Kaulkin Ginsberg believes that every accounts receivable management (ARM) executive should be armed with an acute understanding of the industry in which they operate, from its long history to the latest trends and developments. To that end, we have put together an aggregation of our most up-to-date collection agency research in the form of the Kaulkin Report, 2022 Edition. The following blog is an excerpt from the “Operational & Technological Trends” chapter. To request a copy of the full Kaulkin Report 2022 – or any of our Kaulkin Sub-Reports – please contact us here or email email@example.com.
To gain a better understanding of potential business opportunities – placements – available to ARM firms, Kaulkin Ginsberg estimated the level of bad debt (i.e., debt that creditors deem “uncollectible”) in various relevant market sectors from 2000 to 2020, shown in Figure 1. Importantly, bad debt represents only potential collection opportunities. After all, there is no guarantee that creditors will choose to outsource collection to ARM companies or that borrowers would even be able to repay their severely delinquent debts.
Figure 1. Estimates of Bad Debt, by Market Segment
After bottoming out in 2014, total bad debt gradually ascended to $480 billion in 2019, indicating that ARM-related opportunities increased as well. In 2020, bad debt drastically declined to $400 billion – a decrease of 16.7% from the previous year – thereby indicating a resultant drop in placement levels. This was mostly driven by a 39.9% drop in student loan bad debt – to $100.3 billion – which was brought about by CARES Act forbearance measures that allowed a significant portion of federal student loan borrowers to avoid delinquency.
Other market sectors saw either a much less severe decrease, relatively, or even an increase in bad debt. Non-Education Federal Government bad debt – which include overdue taxes and Medicare overpayments, among other obligations – declined by 6.2% in 2020, to $150.4 billion. Financial service bad debt rose slightly to $76.8 billion, an increase of 1.1%. Healthcare bad debt owned by hospitals and physicians, meanwhile, dropped by 11% to $61.7 billion. Utilities bad debt doubled from $2.5 billion in 2019 to $5.2 billion in 2020, while cable & telecommunications bad debt fell to $3.4 billion, a change of 2.4%.

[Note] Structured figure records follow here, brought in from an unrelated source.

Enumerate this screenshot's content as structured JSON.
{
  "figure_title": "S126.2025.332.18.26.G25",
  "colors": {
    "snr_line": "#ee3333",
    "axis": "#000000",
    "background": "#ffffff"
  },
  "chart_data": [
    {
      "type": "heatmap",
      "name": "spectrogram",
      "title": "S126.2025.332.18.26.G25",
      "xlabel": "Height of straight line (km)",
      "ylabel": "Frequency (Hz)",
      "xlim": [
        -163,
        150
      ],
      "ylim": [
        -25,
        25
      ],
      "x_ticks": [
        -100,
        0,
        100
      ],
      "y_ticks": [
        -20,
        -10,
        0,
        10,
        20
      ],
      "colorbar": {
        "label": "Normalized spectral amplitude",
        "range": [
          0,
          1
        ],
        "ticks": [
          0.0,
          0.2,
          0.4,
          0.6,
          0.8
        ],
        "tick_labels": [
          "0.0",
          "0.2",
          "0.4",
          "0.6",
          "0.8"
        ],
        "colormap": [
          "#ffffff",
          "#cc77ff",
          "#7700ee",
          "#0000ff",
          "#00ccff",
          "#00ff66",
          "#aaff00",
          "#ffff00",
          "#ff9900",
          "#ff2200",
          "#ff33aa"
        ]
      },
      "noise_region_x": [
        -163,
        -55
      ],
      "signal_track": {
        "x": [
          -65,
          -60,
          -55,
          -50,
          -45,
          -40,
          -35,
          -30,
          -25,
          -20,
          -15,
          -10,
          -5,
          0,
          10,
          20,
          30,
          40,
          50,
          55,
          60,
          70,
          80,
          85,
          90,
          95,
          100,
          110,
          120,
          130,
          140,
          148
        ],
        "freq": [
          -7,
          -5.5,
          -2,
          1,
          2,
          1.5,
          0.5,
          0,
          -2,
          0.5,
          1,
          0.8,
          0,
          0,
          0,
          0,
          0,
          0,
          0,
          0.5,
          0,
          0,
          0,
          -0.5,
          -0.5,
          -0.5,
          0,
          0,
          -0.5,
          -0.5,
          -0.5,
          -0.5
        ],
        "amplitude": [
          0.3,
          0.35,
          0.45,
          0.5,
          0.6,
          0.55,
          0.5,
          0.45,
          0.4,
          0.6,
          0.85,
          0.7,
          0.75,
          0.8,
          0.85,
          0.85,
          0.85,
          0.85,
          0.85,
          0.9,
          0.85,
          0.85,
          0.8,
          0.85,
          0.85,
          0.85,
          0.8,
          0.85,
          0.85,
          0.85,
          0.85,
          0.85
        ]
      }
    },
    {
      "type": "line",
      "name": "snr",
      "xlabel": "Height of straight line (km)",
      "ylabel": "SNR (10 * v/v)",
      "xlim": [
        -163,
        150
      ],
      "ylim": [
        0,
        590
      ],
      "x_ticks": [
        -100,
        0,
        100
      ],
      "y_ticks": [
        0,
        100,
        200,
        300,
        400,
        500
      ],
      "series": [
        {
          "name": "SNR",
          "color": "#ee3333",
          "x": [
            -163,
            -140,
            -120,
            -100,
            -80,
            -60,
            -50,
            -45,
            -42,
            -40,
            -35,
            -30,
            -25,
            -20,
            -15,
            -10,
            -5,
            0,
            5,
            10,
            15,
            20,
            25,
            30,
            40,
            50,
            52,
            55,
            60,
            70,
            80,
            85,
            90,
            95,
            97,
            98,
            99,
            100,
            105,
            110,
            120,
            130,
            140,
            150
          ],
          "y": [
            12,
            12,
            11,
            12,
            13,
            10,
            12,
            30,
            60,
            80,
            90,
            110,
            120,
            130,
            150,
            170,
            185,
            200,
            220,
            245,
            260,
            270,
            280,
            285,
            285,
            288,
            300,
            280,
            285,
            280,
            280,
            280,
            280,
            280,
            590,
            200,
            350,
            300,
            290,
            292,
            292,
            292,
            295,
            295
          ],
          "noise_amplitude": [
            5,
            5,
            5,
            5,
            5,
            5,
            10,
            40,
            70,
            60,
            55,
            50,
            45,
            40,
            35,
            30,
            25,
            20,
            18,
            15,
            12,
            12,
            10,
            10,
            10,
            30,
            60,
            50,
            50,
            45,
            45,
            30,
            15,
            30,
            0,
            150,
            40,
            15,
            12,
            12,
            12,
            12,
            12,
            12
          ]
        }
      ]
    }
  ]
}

Overall, total bad debt – and therefore placements – most likely declined further in 2021, driven by the impact of government stimulus and ongoing concerns regarding the COVID-19 pandemic. In 2022, bad debt could rise as COVID-19’s transition from pandemic to endemic drives increased credit demand and the expiration of various stimulus benefits make it harder for consumers to repay their obligations on time.